Consider a second-order parabolic pde
$$ u_t = \Delta u + F(t,x,u,\nabla u), \quad (t,x) \in [0,+\infty) \times M $$
where $M$ is a compact, smooth manifold with boundary. We assume that $F(x,t,u,p)$ is smooth everywhere except at one interior point $x_0 \in M$ and we set a smooth (parabolic) boundary condition
\begin{align} u(t,x) &= 0 \quad (t,x) \in [0,+\infty) \times \partial M \\ u(0,x) &= u_0(0,x) \quad x \in \overline{M} \end{align}
for some $u_0 \in C^{\infty}(\overline{M})$.
If $F$ had no singularity, then $u$ would exist up to some time $T$ and be smooth on $(0,T) \times \overline{M}$ (see Ch.15, Prop. 3.2, p.289 in Taylor, "Partial Differential Equations III : Nonlinear Equations").
Now, I assume that with our singular $F$, a solution $u \in C^{\infty}((0,T) \times M) \cap C^0([0,T) \times \overline{M})$ exists.
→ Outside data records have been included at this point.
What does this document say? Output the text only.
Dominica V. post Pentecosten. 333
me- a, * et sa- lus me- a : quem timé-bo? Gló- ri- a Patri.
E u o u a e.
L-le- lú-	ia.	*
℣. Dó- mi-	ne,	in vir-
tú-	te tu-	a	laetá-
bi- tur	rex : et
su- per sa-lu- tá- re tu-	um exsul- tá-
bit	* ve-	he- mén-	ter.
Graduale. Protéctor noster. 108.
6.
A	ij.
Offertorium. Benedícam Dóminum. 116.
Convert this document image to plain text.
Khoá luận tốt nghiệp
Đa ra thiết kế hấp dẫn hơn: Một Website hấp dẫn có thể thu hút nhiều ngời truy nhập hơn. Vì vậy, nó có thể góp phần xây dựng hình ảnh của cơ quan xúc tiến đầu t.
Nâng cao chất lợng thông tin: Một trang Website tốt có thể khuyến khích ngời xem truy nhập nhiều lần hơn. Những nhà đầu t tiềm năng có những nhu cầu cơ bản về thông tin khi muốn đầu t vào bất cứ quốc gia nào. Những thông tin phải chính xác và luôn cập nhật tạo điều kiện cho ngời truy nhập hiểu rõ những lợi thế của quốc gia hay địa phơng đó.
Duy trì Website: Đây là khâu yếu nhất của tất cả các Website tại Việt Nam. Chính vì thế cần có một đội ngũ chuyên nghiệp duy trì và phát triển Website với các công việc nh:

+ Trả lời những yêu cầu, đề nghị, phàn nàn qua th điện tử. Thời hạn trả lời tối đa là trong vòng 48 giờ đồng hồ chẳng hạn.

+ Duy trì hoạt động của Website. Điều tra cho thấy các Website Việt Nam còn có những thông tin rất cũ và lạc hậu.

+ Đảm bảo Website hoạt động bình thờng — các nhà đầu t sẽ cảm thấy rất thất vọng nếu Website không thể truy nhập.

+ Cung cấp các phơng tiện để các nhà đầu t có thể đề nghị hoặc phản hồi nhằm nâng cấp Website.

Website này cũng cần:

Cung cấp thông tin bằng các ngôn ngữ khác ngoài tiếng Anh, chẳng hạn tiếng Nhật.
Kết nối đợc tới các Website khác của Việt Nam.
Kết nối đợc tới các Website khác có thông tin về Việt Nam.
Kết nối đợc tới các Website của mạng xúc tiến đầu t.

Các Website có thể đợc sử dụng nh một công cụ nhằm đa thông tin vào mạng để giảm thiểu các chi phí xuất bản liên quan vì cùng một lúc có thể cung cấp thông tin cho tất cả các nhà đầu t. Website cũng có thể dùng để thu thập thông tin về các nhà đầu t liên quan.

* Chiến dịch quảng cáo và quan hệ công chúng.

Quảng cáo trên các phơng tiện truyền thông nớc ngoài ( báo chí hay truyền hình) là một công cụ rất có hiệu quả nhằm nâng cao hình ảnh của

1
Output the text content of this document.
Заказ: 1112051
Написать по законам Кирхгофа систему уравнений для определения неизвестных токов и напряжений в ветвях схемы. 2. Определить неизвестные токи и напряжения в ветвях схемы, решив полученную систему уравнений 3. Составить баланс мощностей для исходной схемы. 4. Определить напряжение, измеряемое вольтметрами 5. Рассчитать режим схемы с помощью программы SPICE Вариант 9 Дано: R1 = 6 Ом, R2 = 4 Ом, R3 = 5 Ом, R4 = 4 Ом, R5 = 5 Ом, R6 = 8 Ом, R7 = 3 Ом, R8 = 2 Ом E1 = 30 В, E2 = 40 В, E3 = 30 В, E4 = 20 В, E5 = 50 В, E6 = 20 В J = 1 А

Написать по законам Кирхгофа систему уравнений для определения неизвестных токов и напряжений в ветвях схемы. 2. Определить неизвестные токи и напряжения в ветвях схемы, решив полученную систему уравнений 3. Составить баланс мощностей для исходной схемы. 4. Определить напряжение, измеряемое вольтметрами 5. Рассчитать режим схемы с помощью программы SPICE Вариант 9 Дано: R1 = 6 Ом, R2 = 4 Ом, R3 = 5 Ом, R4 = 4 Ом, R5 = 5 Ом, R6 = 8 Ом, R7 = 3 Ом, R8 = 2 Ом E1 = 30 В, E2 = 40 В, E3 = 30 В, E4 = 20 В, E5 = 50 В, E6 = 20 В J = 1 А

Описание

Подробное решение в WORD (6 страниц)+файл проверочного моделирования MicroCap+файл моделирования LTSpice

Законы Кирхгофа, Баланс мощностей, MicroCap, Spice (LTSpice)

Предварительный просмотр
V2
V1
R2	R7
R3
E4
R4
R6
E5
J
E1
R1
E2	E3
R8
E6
Can I prove that $u$ is smooth on $(0,T) \times \overline{M} \setminus \{x_0\}$, i.e. smooth on the boundary which is away from $x_0$ ?
I think this should be true by formulating locally a second-order parabolic pde away from $x_0$ with no singularity. But we need to be careful with the smoothness of the boundary condition for such a problem.
I'm stating the problem in greater generality but I am mostly interested in the one-dimensional case where $M$ is an open interval and everything is easier.